We part from Rebecca. She tells us we’re the most fun group she has had and that we’re pretty funny (I assume she meant funny amusing, not weird). We make a short visit to the bookstore, where they have a strange selection of music, like Frank Sinatra, and movies, some not readily obvious about their connection to St. Peters.

We leave via Ponte Emanuele which also has statuary lining the bridge and walk back to the hotel. It is starting to mist.
Back at the hotel, we have birthday cheers and gifts but we’re inside the room because the rain has started. While in our rooms, we hear a huge clap of thunder. As a result, this was our one evening we decide to take a taxi to a restaurant.

We are going to Il Convivio [Vicolo dei Soldati, 31, Rome, Tel: 39 06 6869432]Instead of dropping us at the restaurant, the cab driver, who was very chatty, stopped on a major road and pointed us to a small parallel street barely wide enough for a scooter. That wasn’t even the street, the restaurant is on an equally narrow alley which isn’t even named on the huge map of Rome I had.

This was described as having typical Roman recipes reinvented and presented in an elegant setting. The more modern but formal decor is matched by impeccable, equally formal service. There are three vaulted dining rooms filled with a large number of older men in suits. The wine list, with bottles from all over the world, is a pleasure.

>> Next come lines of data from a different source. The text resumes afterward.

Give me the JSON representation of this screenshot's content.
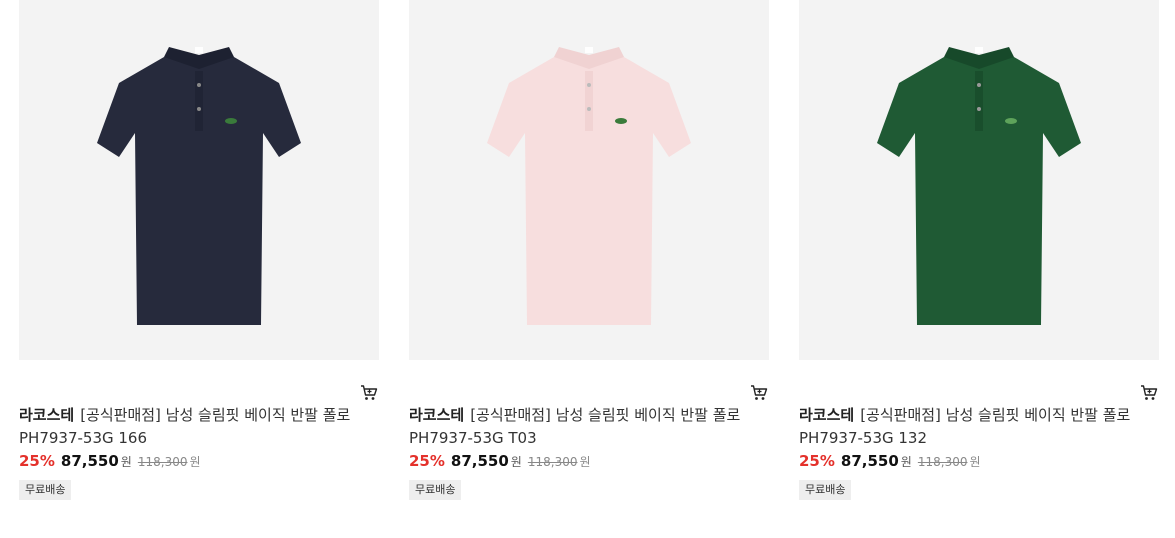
{
  "products": [
    {
      "brand": "라코스테",
      "title": "[공식판매점] 남성 슬림핏 베이직 반팔 폴로",
      "code": "PH7937-53G 166",
      "discount": "25%",
      "price": "87,550",
      "price_unit": "원",
      "original_price": "118,300",
      "original_unit": "원",
      "badge": "무료배송",
      "shirt_color": "#262a3c",
      "collar_color": "#1d2131",
      "shirt_alt": "네이비 폴로 셔츠",
      "cart_icon": "cart-icon"
    },
    {
      "brand": "라코스테",
      "title": "[공식판매점] 남성 슬림핏 베이직 반팔 폴로",
      "code": "PH7937-53G T03",
      "discount": "25%",
      "price": "87,550",
      "price_unit": "원",
      "original_price": "118,300",
      "original_unit": "원",
      "badge": "무료배송",
      "shirt_color": "#f7dede",
      "collar_color": "#f0d2d2",
      "shirt_alt": "핑크 폴로 셔츠",
      "cart_icon": "cart-icon"
    },
    {
      "brand": "라코스테",
      "title": "[공식판매점] 남성 슬림핏 베이직 반팔 폴로",
      "code": "PH7937-53G 132",
      "discount": "25%",
      "price": "87,550",
      "price_unit": "원",
      "original_price": "118,300",
      "original_unit": "원",
      "badge": "무료배송",
      "shirt_color": "#1f5a34",
      "collar_color": "#17492a",
      "shirt_alt": "그린 폴로 셔츠",
      "cart_icon": "cart-icon"
    }
  ],
  "colors": {
    "discount": "#e4312b",
    "image_bg": "#f3f3f3",
    "badge_bg": "#eeeeee"
  }
}
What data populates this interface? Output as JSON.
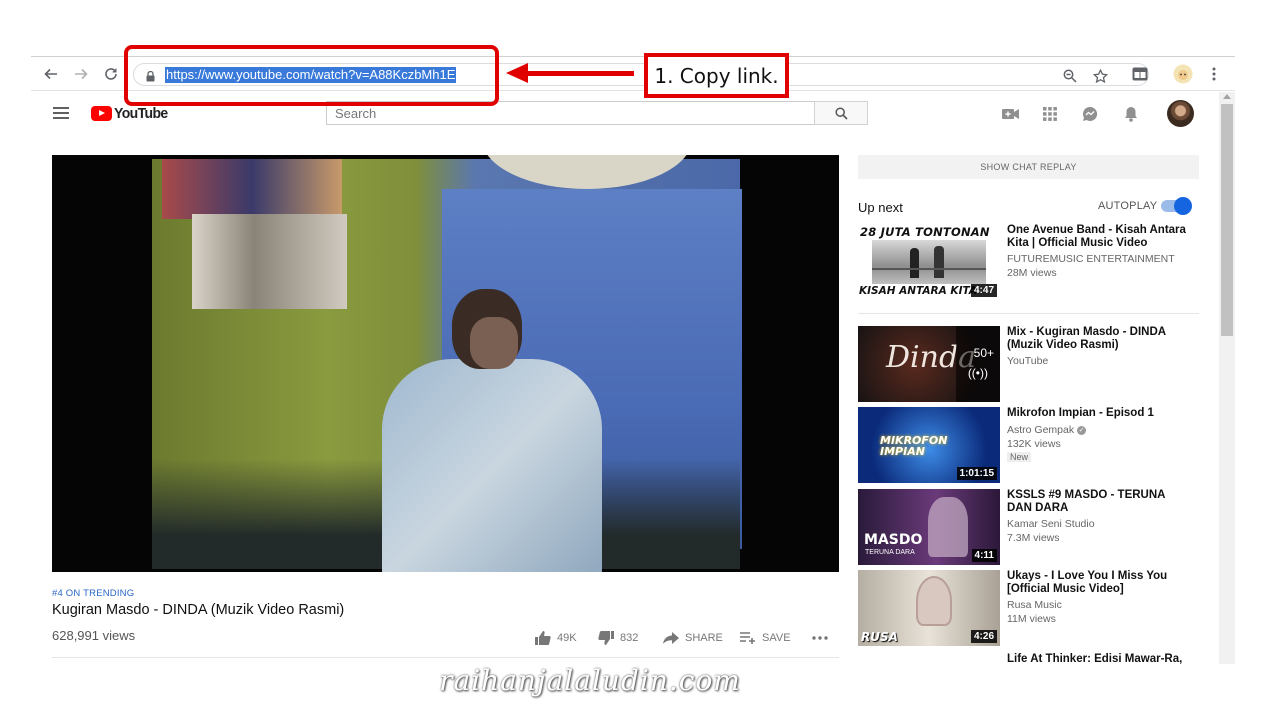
{
  "browser": {
    "url": "https://www.youtube.com/watch?v=A88KczbMh1E"
  },
  "masthead": {
    "logo_text": "YouTube",
    "search_placeholder": "Search"
  },
  "video": {
    "trending_label": "#4 ON TRENDING",
    "title": "Kugiran Masdo - DINDA (Muzik Video Rasmi)",
    "views": "628,991 views",
    "likes": "49K",
    "dislikes": "832",
    "share_label": "SHARE",
    "save_label": "SAVE"
  },
  "sidebar": {
    "chat_replay_label": "SHOW CHAT REPLAY",
    "up_next_label": "Up next",
    "autoplay_label": "AUTOPLAY",
    "autoplay_on": true,
    "recommendations": [
      {
        "thumb_top_text": "28 JUTA TONTONAN",
        "thumb_bottom_text": "KISAH ANTARA KITA",
        "title": "One Avenue Band - Kisah Antara Kita | Official Music Video",
        "channel": "FUTUREMUSIC ENTERTAINMENT",
        "views": "28M views",
        "duration": "4:47"
      },
      {
        "thumb_text": "Dinda",
        "mix_count": "50+",
        "title": "Mix - Kugiran Masdo - DINDA (Muzik Video Rasmi)",
        "channel": "YouTube"
      },
      {
        "thumb_text": "MIKROFON IMPIAN",
        "title": "Mikrofon Impian - Episod 1",
        "channel": "Astro Gempak",
        "views": "132K views",
        "badge": "New",
        "duration": "1:01:15"
      },
      {
        "thumb_text": "MASDO",
        "thumb_subtext": "TERUNA DARA",
        "title": "KSSLS #9 MASDO - TERUNA DAN DARA",
        "channel": "Kamar Seni Studio",
        "views": "7.3M views",
        "duration": "4:11"
      },
      {
        "thumb_text": "RUSA",
        "title": "Ukays - I Love You I Miss You [Official Music Video]",
        "channel": "Rusa Music",
        "views": "11M views",
        "duration": "4:26"
      },
      {
        "title": "Life At Thinker: Edisi Mawar-Ra,"
      }
    ]
  },
  "annotation": {
    "callout_text": "1. Copy link.",
    "color": "#e00000"
  },
  "watermark": "raihanjalaludin.com"
}
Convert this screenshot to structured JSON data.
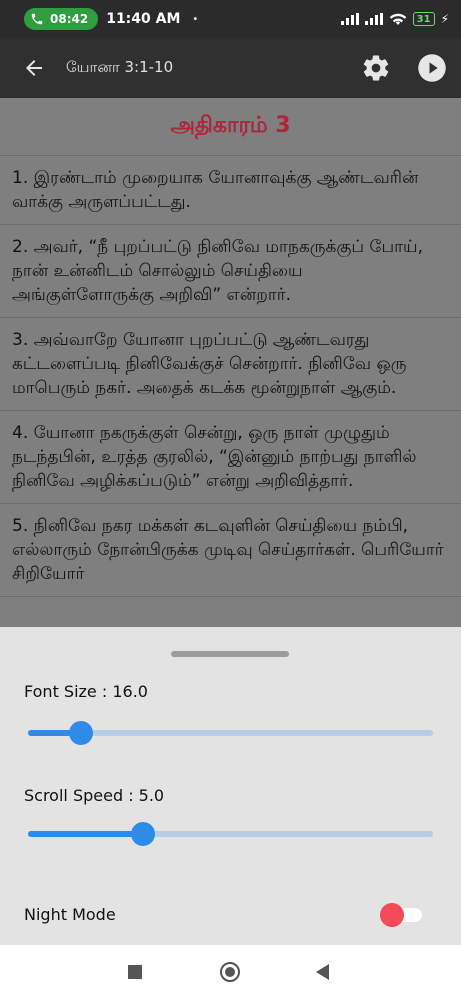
{
  "status_bar": {
    "call_time": "08:42",
    "clock": "11:40 AM",
    "dot": "•",
    "battery": "31",
    "network_label": "ıll ıll"
  },
  "app_bar": {
    "title": "யோனா 3:1-10"
  },
  "content": {
    "chapter_title": "அதிகாரம் 3",
    "verses": [
      "1. இரண்டாம் முறையாக யோனாவுக்கு ஆண்டவரின் வாக்கு அருளப்பட்டது.",
      "2. அவர், “நீ புறப்பட்டு நினிவே மாநகருக்குப் போய், நான் உன்னிடம் சொல்லும் செய்தியை அங்குள்ளோருக்கு அறிவி” என்றார்.",
      "3. அவ்வாறே யோனா புறப்பட்டு ஆண்டவரது கட்டளைப்படி நினிவேக்குச் சென்றார். நினிவே ஒரு மாபெரும் நகர். அதைக் கடக்க மூன்றுநாள் ஆகும்.",
      "4. யோனா நகருக்குள் சென்று, ஒரு நாள் முழுதும் நடந்தபின், உரத்த குரலில், “இன்னும் நாற்பது நாளில் நினிவே அழிக்கப்படும்” என்று அறிவித்தார்.",
      "5. நினிவே நகர மக்கள் கடவுளின் செய்தியை நம்பி, எல்லாரும் நோன்பிருக்க முடிவு செய்தார்கள். பெரியோர் சிறியோர்"
    ]
  },
  "settings_sheet": {
    "font_size_label": "Font Size : 16.0",
    "font_size_fraction": 0.13,
    "scroll_speed_label": "Scroll Speed : 5.0",
    "scroll_speed_fraction": 0.285,
    "night_mode_label": "Night Mode",
    "night_mode_on": false
  },
  "colors": {
    "accent": "#2f8be8",
    "chapter_title": "#b0243a",
    "toggle_knob": "#f24b57",
    "call_pill": "#2e9e3f"
  }
}
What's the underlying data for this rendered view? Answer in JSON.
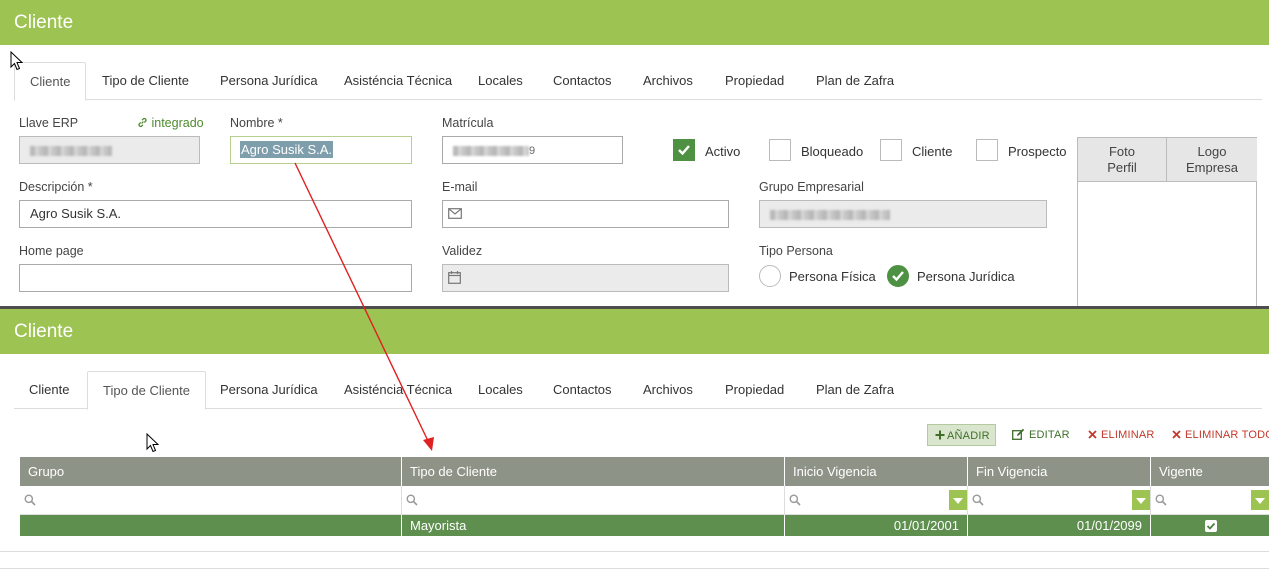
{
  "top": {
    "title": "Cliente",
    "tabs": [
      "Cliente",
      "Tipo de Cliente",
      "Persona Jurídica",
      "Asisténcia Técnica",
      "Locales",
      "Contactos",
      "Archivos",
      "Propiedad",
      "Plan de Zafra"
    ],
    "active_tab": "Cliente",
    "llave_erp": {
      "label": "Llave ERP",
      "link": "integrado"
    },
    "nombre": {
      "label": "Nombre *",
      "value": "Agro Susik S.A."
    },
    "matricula": {
      "label": "Matrícula",
      "value_suffix": "9"
    },
    "checks": [
      {
        "label": "Activo",
        "checked": true
      },
      {
        "label": "Bloqueado",
        "checked": false
      },
      {
        "label": "Cliente",
        "checked": false
      },
      {
        "label": "Prospecto",
        "checked": false
      }
    ],
    "descripcion": {
      "label": "Descripción *",
      "value": "Agro Susik S.A."
    },
    "email": {
      "label": "E-mail",
      "value": ""
    },
    "grupo_empresarial": {
      "label": "Grupo Empresarial"
    },
    "home_page": {
      "label": "Home page",
      "value": ""
    },
    "validez": {
      "label": "Validez",
      "value": ""
    },
    "tipo_persona": {
      "label": "Tipo Persona",
      "options": [
        {
          "label": "Persona Física",
          "selected": false
        },
        {
          "label": "Persona Jurídica",
          "selected": true
        }
      ]
    },
    "photo_tabs": [
      "Foto Perfil",
      "Logo Empresa"
    ]
  },
  "bottom": {
    "title": "Cliente",
    "tabs": [
      "Cliente",
      "Tipo de Cliente",
      "Persona Jurídica",
      "Asisténcia Técnica",
      "Locales",
      "Contactos",
      "Archivos",
      "Propiedad",
      "Plan de Zafra"
    ],
    "active_tab": "Tipo de Cliente",
    "toolbar": {
      "add": "AÑADIR",
      "edit": "EDITAR",
      "delete": "ELIMINAR",
      "delete_all": "ELIMINAR TODOS"
    },
    "grid": {
      "columns": [
        "Grupo",
        "Tipo de Cliente",
        "Inicio Vigencia",
        "Fin Vigencia",
        "Vigente"
      ],
      "rows": [
        {
          "grupo": "",
          "tipo": "Mayorista",
          "inicio": "01/01/2001",
          "fin": "01/01/2099",
          "vigente": true
        }
      ]
    }
  },
  "colors": {
    "header": "#9dc352",
    "accent_green": "#4f9142",
    "row_selected": "#5e8f4f",
    "grid_header": "#8d9387",
    "arrow": "#e02020"
  }
}
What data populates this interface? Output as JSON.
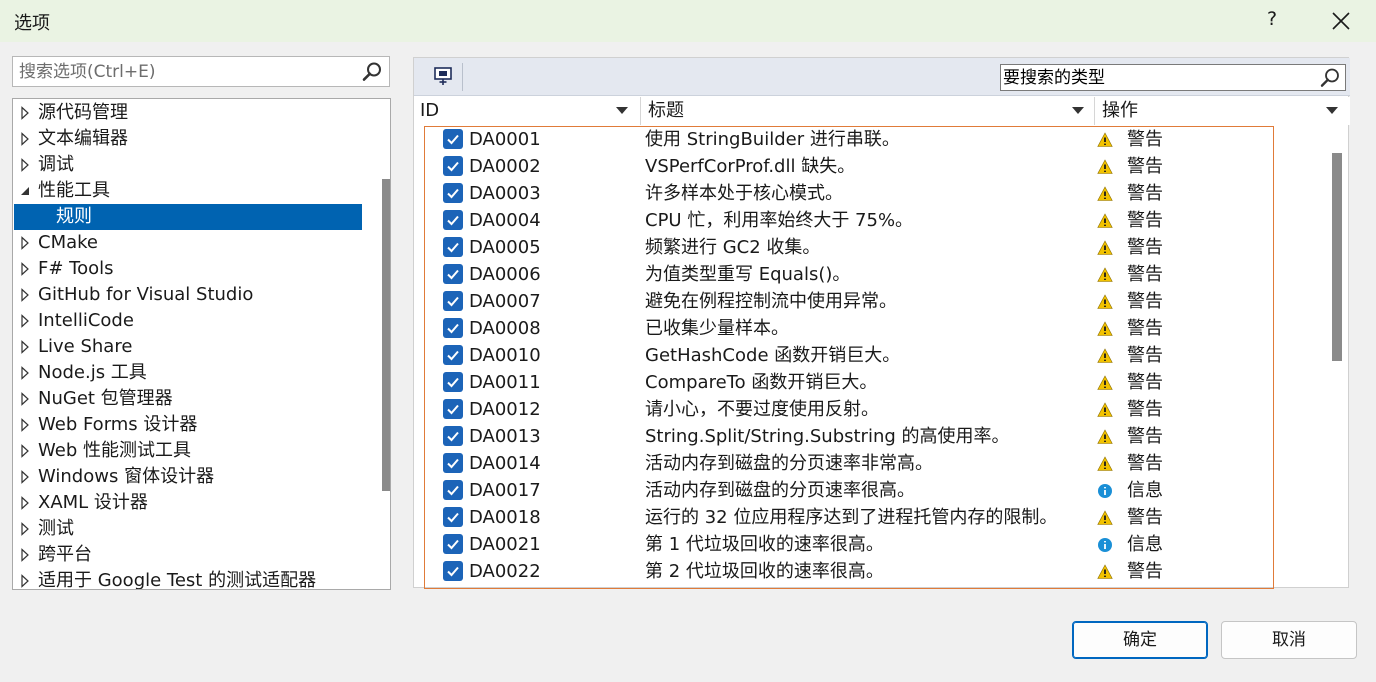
{
  "window": {
    "title": "选项",
    "help": "?"
  },
  "search": {
    "placeholder": "搜索选项(Ctrl+E)"
  },
  "tree": {
    "items": [
      {
        "label": "源代码管理",
        "expanded": false
      },
      {
        "label": "文本编辑器",
        "expanded": false
      },
      {
        "label": "调试",
        "expanded": false
      },
      {
        "label": "性能工具",
        "expanded": true
      },
      {
        "label": "规则",
        "child": true,
        "selected": true
      },
      {
        "label": "CMake",
        "expanded": false
      },
      {
        "label": "F# Tools",
        "expanded": false
      },
      {
        "label": "GitHub for Visual Studio",
        "expanded": false
      },
      {
        "label": "IntelliCode",
        "expanded": false
      },
      {
        "label": "Live Share",
        "expanded": false
      },
      {
        "label": "Node.js 工具",
        "expanded": false
      },
      {
        "label": "NuGet 包管理器",
        "expanded": false
      },
      {
        "label": "Web Forms 设计器",
        "expanded": false
      },
      {
        "label": "Web 性能测试工具",
        "expanded": false
      },
      {
        "label": "Windows 窗体设计器",
        "expanded": false
      },
      {
        "label": "XAML 设计器",
        "expanded": false
      },
      {
        "label": "测试",
        "expanded": false
      },
      {
        "label": "跨平台",
        "expanded": false
      },
      {
        "label": "适用于 Google Test 的测试适配器",
        "expanded": false
      }
    ]
  },
  "rules_panel": {
    "type_search": {
      "placeholder": "要搜索的类型"
    },
    "columns": {
      "id": "ID",
      "title": "标题",
      "action": "操作"
    },
    "rows": [
      {
        "id": "DA0001",
        "title": "使用 StringBuilder 进行串联。",
        "severity": "警告",
        "icon": "warning-icon",
        "checked": true
      },
      {
        "id": "DA0002",
        "title": "VSPerfCorProf.dll 缺失。",
        "severity": "警告",
        "icon": "warning-icon",
        "checked": true
      },
      {
        "id": "DA0003",
        "title": "许多样本处于核心模式。",
        "severity": "警告",
        "icon": "warning-icon",
        "checked": true
      },
      {
        "id": "DA0004",
        "title": "CPU 忙，利用率始终大于 75%。",
        "severity": "警告",
        "icon": "warning-icon",
        "checked": true
      },
      {
        "id": "DA0005",
        "title": "频繁进行 GC2 收集。",
        "severity": "警告",
        "icon": "warning-icon",
        "checked": true
      },
      {
        "id": "DA0006",
        "title": "为值类型重写 Equals()。",
        "severity": "警告",
        "icon": "warning-icon",
        "checked": true
      },
      {
        "id": "DA0007",
        "title": "避免在例程控制流中使用异常。",
        "severity": "警告",
        "icon": "warning-icon",
        "checked": true
      },
      {
        "id": "DA0008",
        "title": "已收集少量样本。",
        "severity": "警告",
        "icon": "warning-icon",
        "checked": true
      },
      {
        "id": "DA0010",
        "title": "GetHashCode 函数开销巨大。",
        "severity": "警告",
        "icon": "warning-icon",
        "checked": true
      },
      {
        "id": "DA0011",
        "title": "CompareTo 函数开销巨大。",
        "severity": "警告",
        "icon": "warning-icon",
        "checked": true
      },
      {
        "id": "DA0012",
        "title": "请小心，不要过度使用反射。",
        "severity": "警告",
        "icon": "warning-icon",
        "checked": true
      },
      {
        "id": "DA0013",
        "title": "String.Split/String.Substring 的高使用率。",
        "severity": "警告",
        "icon": "warning-icon",
        "checked": true
      },
      {
        "id": "DA0014",
        "title": "活动内存到磁盘的分页速率非常高。",
        "severity": "警告",
        "icon": "warning-icon",
        "checked": true
      },
      {
        "id": "DA0017",
        "title": "活动内存到磁盘的分页速率很高。",
        "severity": "信息",
        "icon": "info-icon",
        "checked": true
      },
      {
        "id": "DA0018",
        "title": "运行的 32 位应用程序达到了进程托管内存的限制。",
        "severity": "警告",
        "icon": "warning-icon",
        "checked": true
      },
      {
        "id": "DA0021",
        "title": "第 1 代垃圾回收的速率很高。",
        "severity": "信息",
        "icon": "info-icon",
        "checked": true
      },
      {
        "id": "DA0022",
        "title": "第 2 代垃圾回收的速率很高。",
        "severity": "警告",
        "icon": "warning-icon",
        "checked": true
      }
    ]
  },
  "buttons": {
    "ok": "确定",
    "cancel": "取消"
  },
  "colors": {
    "selection": "#0063b1",
    "checkbox": "#1c64b8",
    "grid_border": "#e07b39",
    "warning": "#f2c200",
    "info": "#1a8fd6"
  }
}
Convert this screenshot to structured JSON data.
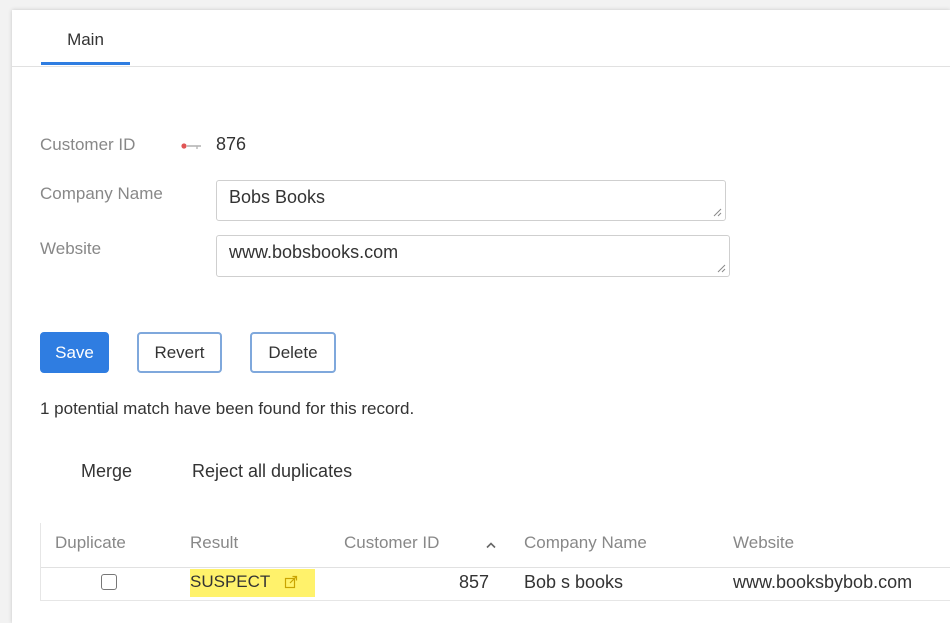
{
  "tabs": [
    {
      "label": "Main"
    }
  ],
  "form": {
    "customer_id_label": "Customer ID",
    "customer_id_value": "876",
    "customer_id_icon": "key-icon",
    "company_name_label": "Company Name",
    "company_name_value": "Bobs Books",
    "website_label": "Website",
    "website_value": "www.bobsbooks.com"
  },
  "buttons": {
    "save": "Save",
    "revert": "Revert",
    "delete": "Delete"
  },
  "notice": "1 potential match have been found for this record.",
  "actions": {
    "merge": "Merge",
    "reject_all": "Reject all duplicates"
  },
  "table": {
    "columns": [
      "Duplicate",
      "Result",
      "Customer ID",
      "Company Name",
      "Website"
    ],
    "sort_icon": "sort-ascending-icon",
    "rows": [
      {
        "duplicate_checked": false,
        "result": "SUSPECT",
        "result_icon": "external-link-icon",
        "customer_id": "857",
        "company_name": "Bob s books",
        "website": "www.booksbybob.com"
      }
    ]
  },
  "colors": {
    "accent": "#2f7de1",
    "suspect_highlight": "#fff26b"
  }
}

We are brought an amuse of a mozzarella stuffed mussel. It is amazing. We have sole and crispy artichoke with a curry spice in the sauce, rigatoni with quail meatballs, roast pigeon with fried noodles and tangerines; duck carpaccio with rucola and pineapple foam, baccala with artichokes; buffalo mozerrella wrapped in strings of potato and deep fried accompanied with anchovy and a sweet and sour red pepper sorbet; lamb four ways – a chop, stuffed outside of a chop, tripe and sweetbreads.

We manage two bottles of Brunello this evening and see for the first time, the sommelier “curing” the wine glasses. He takes the small amount of wine after the initial tasting, swirls it over the inside of the glass, then transfers the wine to each of the other glasses and swirls it in those glasses, then he serves the wine from the decanter.

As it was Scott’s birthday, we also managed dolci: cake with apple, raspberry coulis and champagne sorbet; fresh fruit with pineapple, lemon and strawberry sorbet and bucccello, a traditional Tuscan cake. More little desserts were given to us after. We’re there for quite a while finishing off our wine. When we sign the bill, the waiter offers us the pen, with the restaurant name on it, to take with us. He even puts it into a felt sleeve.

An incredible meal. Again, expensive. Food came to €286 (about $450 Cdn) not including the wine, but for three courses of food for three of us, that’s less than we’ve paid at many restaurants including some in Calgary. And vastly unlike our usual experiences in Calgary, the bar bill was less than the food despite having 2 bottles of Brunello and post-prandial drinks.

We walk back in light rain to see the Spanish Steps with no one on them — the only time — then back to the hotel. Allie calls us after I had texted her to tell her the phone card is finito and my cell still won’t work. More snow in Calgary. Birthday boy and my son decide more cards are in order and more wine. Crazy. This time it’s poker, which I don’t know how to play. We stay up until almost 2 a.m., a smart move since we’re planning to catch the 8:50 am train to Venezia.